The next generation will be paying for the mistakes of others for their lifetime. While the working classes slaved away to build this republic, our politicians, bankers and statesmen dazzled away on yachts, golden handshakes and multi-million euro pensions. The family provision in the constitution should be scrapped. Protecting us, protecting our children-are you having a laugh?

Not everyone was part of the Celtic Tiger era. Moyross, the regeneration areas, addressing child poverty and education all missed out. Hospital areas lay in ruin, primary school classes were the largest in the EU. Forget knowledge economy, Bord Failte should replace it with blah, blah, boom. The government didn’t create the boom, sheer luck and good fortune combined to perch them on the highest pedestal they could find.

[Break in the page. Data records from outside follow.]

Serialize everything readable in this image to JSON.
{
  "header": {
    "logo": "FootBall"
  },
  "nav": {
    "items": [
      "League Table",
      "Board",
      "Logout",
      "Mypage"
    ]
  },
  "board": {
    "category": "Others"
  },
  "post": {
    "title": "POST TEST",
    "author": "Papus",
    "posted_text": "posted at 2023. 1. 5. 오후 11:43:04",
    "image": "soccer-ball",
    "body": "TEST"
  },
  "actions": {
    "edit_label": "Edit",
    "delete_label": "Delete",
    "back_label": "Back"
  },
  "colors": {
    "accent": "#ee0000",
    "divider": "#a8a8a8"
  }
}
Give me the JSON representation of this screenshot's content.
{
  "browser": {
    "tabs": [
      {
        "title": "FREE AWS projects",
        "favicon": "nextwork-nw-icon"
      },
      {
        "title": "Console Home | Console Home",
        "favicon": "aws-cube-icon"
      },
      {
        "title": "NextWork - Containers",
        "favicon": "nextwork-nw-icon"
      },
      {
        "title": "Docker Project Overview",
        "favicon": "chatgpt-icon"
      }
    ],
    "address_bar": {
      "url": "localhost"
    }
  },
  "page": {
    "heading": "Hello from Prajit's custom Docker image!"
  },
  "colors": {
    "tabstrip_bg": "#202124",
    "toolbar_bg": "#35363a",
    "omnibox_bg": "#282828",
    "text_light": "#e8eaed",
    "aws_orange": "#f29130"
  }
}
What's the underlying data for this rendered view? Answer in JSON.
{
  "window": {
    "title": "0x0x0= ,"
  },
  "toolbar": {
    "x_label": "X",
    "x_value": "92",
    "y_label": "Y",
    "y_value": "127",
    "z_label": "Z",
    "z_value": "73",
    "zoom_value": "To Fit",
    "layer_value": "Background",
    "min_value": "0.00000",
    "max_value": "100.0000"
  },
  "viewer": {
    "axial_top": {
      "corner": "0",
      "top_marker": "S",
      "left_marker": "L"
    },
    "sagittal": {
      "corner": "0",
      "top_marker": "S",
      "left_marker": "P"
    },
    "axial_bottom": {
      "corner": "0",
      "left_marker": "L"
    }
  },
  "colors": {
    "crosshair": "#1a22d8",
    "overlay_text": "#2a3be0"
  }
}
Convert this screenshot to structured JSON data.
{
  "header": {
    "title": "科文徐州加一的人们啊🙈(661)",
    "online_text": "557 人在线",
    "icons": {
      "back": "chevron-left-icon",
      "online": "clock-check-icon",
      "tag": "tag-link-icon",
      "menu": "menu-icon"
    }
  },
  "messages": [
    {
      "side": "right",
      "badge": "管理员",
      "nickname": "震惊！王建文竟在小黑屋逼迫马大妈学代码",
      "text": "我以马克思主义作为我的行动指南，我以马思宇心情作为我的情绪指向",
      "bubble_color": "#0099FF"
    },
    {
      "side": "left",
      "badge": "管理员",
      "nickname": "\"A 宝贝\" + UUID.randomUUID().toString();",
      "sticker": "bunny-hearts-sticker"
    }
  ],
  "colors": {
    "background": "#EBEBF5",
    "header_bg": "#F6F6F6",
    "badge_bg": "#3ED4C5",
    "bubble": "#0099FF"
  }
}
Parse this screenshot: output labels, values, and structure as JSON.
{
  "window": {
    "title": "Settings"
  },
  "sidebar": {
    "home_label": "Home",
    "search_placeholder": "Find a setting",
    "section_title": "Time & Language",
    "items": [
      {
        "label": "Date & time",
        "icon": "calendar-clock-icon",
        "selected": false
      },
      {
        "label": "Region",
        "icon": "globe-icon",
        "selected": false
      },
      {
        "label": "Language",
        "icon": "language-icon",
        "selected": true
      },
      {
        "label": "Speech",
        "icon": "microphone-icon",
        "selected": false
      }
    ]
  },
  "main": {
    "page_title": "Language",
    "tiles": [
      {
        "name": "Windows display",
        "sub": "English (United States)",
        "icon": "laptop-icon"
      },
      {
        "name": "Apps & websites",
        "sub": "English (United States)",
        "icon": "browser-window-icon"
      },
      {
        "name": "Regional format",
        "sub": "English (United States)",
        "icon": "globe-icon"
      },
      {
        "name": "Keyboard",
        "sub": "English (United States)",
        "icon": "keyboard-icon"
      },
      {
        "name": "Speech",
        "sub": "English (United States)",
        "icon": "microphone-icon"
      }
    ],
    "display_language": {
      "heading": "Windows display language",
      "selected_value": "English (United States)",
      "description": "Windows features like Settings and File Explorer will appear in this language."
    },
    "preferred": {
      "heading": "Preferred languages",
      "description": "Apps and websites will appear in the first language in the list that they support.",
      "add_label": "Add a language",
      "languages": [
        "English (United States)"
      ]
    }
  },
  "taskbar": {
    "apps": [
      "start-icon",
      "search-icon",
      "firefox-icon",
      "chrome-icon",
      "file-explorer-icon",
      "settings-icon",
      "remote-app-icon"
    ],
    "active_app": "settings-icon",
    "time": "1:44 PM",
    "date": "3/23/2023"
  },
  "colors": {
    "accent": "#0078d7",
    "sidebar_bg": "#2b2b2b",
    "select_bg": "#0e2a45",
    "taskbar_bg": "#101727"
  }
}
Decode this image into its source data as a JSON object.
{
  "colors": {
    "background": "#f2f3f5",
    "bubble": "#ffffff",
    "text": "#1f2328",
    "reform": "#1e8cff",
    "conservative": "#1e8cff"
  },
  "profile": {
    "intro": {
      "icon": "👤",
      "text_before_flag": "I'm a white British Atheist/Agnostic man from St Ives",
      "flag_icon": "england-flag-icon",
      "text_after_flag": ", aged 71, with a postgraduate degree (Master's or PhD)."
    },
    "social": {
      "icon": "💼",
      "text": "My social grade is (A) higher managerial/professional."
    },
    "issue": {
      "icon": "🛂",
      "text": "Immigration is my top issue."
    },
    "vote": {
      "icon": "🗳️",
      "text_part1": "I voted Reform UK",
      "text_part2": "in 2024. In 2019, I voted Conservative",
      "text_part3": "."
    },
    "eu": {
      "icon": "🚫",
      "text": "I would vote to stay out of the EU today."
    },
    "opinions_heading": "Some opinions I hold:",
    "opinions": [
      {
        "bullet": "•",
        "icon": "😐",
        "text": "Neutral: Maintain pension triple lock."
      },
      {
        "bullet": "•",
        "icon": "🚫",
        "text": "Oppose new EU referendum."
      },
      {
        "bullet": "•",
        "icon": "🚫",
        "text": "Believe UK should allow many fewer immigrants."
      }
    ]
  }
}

Come 2012 I have to envisage myself working. I will be footing the bill for my siblings. My father has done everything to get me this far, I owe it to him and my brothers and sisters to pay off our mortgage, loans, and pay for their third level education.

If there is any justice in this country then the likes of Michael Fingleton and Sean Fitzpatrick will literally have got their comeuppance while I’m away.

Bertie Ahern once remarked: “I don’t know how people who engage in that don’t commit suicide”, in response to UCD Professor Morgan Kelly’s economic prediction of the looming bust.

Just don’t hit my family on the way out. I’m indebted to hard labour in the gulags of urban Ireland. I’ll enjoy my time in Lebanon at your expense.

D.K.

1 comment:

  1. Hezbollah will have no interest in you, the market place is the only place to be - apart from Gemayzeh on a Saturday night of course, and there is no such thing as a safe house in Beirut. Still what a great city. Enjoy it!